You say: "As you bare you head deep in my chest,"
the word "bare" does not fit... "Bare" means taking something off such as "baring one's head, when entering a church". Do you mean "bury"? That would work.
I hate it when I have a word in my writing and I know there is something wrong with it, but just can't find the right word.
Thanks for sharing this with us.
TK,
Nice poem! The love is oozing out, good job. She must be special to you.
One little "issue"....
You say: "As you bare you head deep in my chest,"
the word "bare" does not fit... "Bare" means taking something off such as "baring one's head, when entering a church". Do you mean "bury"? That would work.

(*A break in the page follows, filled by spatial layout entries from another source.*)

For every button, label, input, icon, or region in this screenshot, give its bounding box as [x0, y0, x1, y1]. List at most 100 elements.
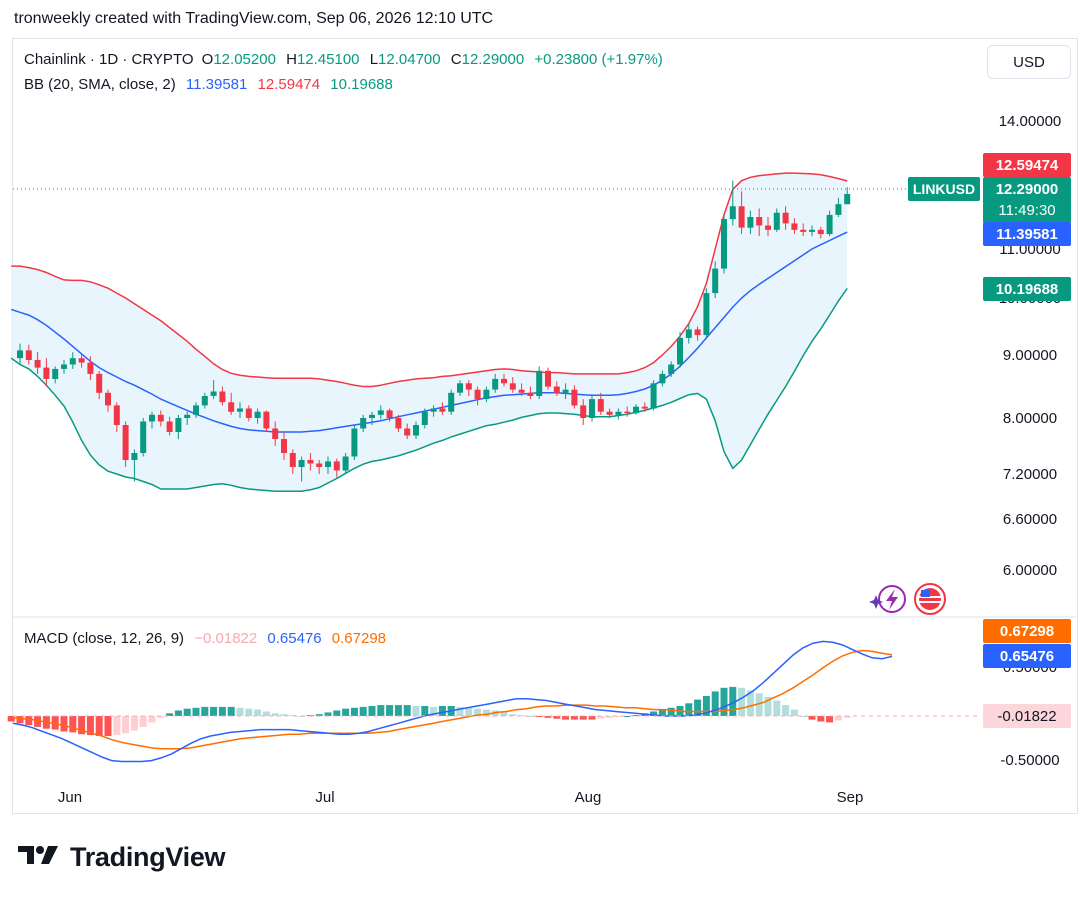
candle [765, 217, 771, 237]
symbol-badge[interactable] [908, 177, 980, 201]
price-tick-label: 7.20000 [1003, 466, 1057, 483]
chart-frame [12, 38, 1078, 814]
macd-histogram-bar [166, 713, 174, 716]
macd-histogram-bar [148, 716, 156, 723]
symbol-title[interactable]: Chainlink · 1D · CRYPTO [24, 51, 194, 68]
macd-histogram-bar [729, 686, 737, 716]
macd-histogram-bar [720, 687, 728, 716]
candle [694, 326, 701, 341]
macd-histogram-bar [782, 705, 790, 716]
macd-histogram-bar [685, 703, 693, 716]
macd-histogram-bar [245, 708, 253, 716]
last-price-badge-text: 12.29000 [996, 181, 1059, 198]
lower-band-badge [983, 277, 1071, 301]
candle [712, 261, 719, 298]
macd-histogram-bar [254, 709, 262, 716]
macd-histogram-bar [430, 706, 438, 716]
macd-histogram-bar [658, 709, 666, 716]
candle [527, 386, 534, 400]
candle [624, 406, 631, 417]
candle [289, 449, 296, 474]
macd-line-value: 0.65476 [267, 630, 322, 647]
last-price-badge [983, 177, 1071, 223]
macd-histogram-bar [667, 707, 675, 716]
candle [844, 187, 851, 205]
candle [351, 425, 358, 460]
bb-upper-line [11, 172, 848, 388]
macd-histogram-bar [130, 716, 138, 731]
candle [105, 389, 111, 412]
macd-histogram-bar [623, 716, 631, 717]
macd-pane [7, 640, 893, 763]
macd-histogram-bar [738, 687, 746, 716]
us-flag-icon[interactable] [914, 583, 946, 615]
candle [589, 395, 595, 422]
macd-histogram-bar [834, 716, 842, 721]
time-tick-label: Jun [58, 789, 82, 806]
macd-signal-badge [983, 619, 1071, 643]
candle [69, 352, 76, 369]
candle [606, 408, 613, 418]
candle [360, 414, 367, 432]
macd-histogram-bar [526, 716, 534, 717]
candle [140, 418, 147, 457]
macd-label[interactable]: MACD (close, 12, 26, 9) [24, 630, 185, 647]
candle [677, 332, 683, 368]
candle [78, 353, 85, 368]
tradingview-logo[interactable]: TradingView [18, 842, 226, 873]
time-tick-label: Aug [575, 789, 602, 806]
macd-hist-badge-text: -0.01822 [997, 708, 1056, 725]
candle [562, 383, 569, 400]
candle [509, 377, 516, 393]
candle [131, 449, 138, 482]
macd-histogram-bar [509, 714, 517, 716]
macd-histogram-bar [632, 715, 640, 717]
candle [536, 366, 543, 400]
candle [377, 405, 384, 420]
candle [430, 405, 437, 417]
lower-band-badge-text: 10.19688 [996, 281, 1059, 298]
macd-histogram-bar [500, 712, 508, 716]
macd-histogram-bar [421, 706, 429, 716]
candle [439, 402, 446, 415]
candle [43, 358, 50, 387]
candle [465, 380, 472, 396]
candle [809, 225, 815, 237]
candle [835, 197, 842, 217]
candle [501, 373, 507, 387]
price-tick-label: 6.60000 [1003, 511, 1057, 528]
change-value: +0.23800 (+1.97%) [534, 51, 663, 68]
currency-selector[interactable]: USD [987, 45, 1071, 79]
candle [571, 385, 578, 409]
candle [817, 226, 824, 239]
ohlc-values: O12.05200 H12.45100 L12.04700 C12.29000 … [202, 51, 669, 68]
macd-histogram-bar [51, 716, 59, 730]
macd-histogram-bar [359, 706, 367, 716]
candle [518, 383, 525, 396]
macd-histogram-bar [799, 716, 807, 717]
macd-histogram-bar [544, 716, 552, 718]
macd-histogram-bar [711, 691, 719, 716]
candle [791, 218, 798, 235]
close-value: 12.29000 [461, 51, 525, 68]
bb-basis-line [10, 231, 848, 433]
bb-label[interactable]: BB (20, SMA, close, 2) [24, 76, 176, 93]
candle [703, 288, 710, 338]
macd-signal-badge-text: 0.67298 [1000, 623, 1054, 640]
candle [263, 410, 270, 432]
bb-upper-value: 12.59474 [257, 76, 321, 93]
macd-histogram-bar [104, 716, 112, 736]
candle [553, 381, 560, 396]
macd-signal-line [12, 649, 893, 750]
candle [457, 380, 463, 396]
candle [307, 453, 314, 471]
lightning-icon[interactable] [869, 585, 906, 613]
candle [25, 344, 32, 365]
candle [668, 361, 675, 378]
candle [157, 410, 164, 427]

I hate it when I have a word in my writing and I know there is something wrong with it, but just can't find the right word.
Thanks for sharing this with us.
You must really love whoever you write about. This is a wonderful poem, full of emotion. Emily is right, of course, about the grammar. But besides that, it's amazing!
It's a nice poem, although there are some grammatical errors: "as if your invisible" should be "as if you're" invisible, and the same with "your having flashbacks." Your imagery is nice, but it could stand to be a little stronger. Otherwise, good job!
i think this is a really well organized poem, it seems to put a relationship into perspective, dosent it?? i can fell the emotion you put into your writing. great job! keep it up!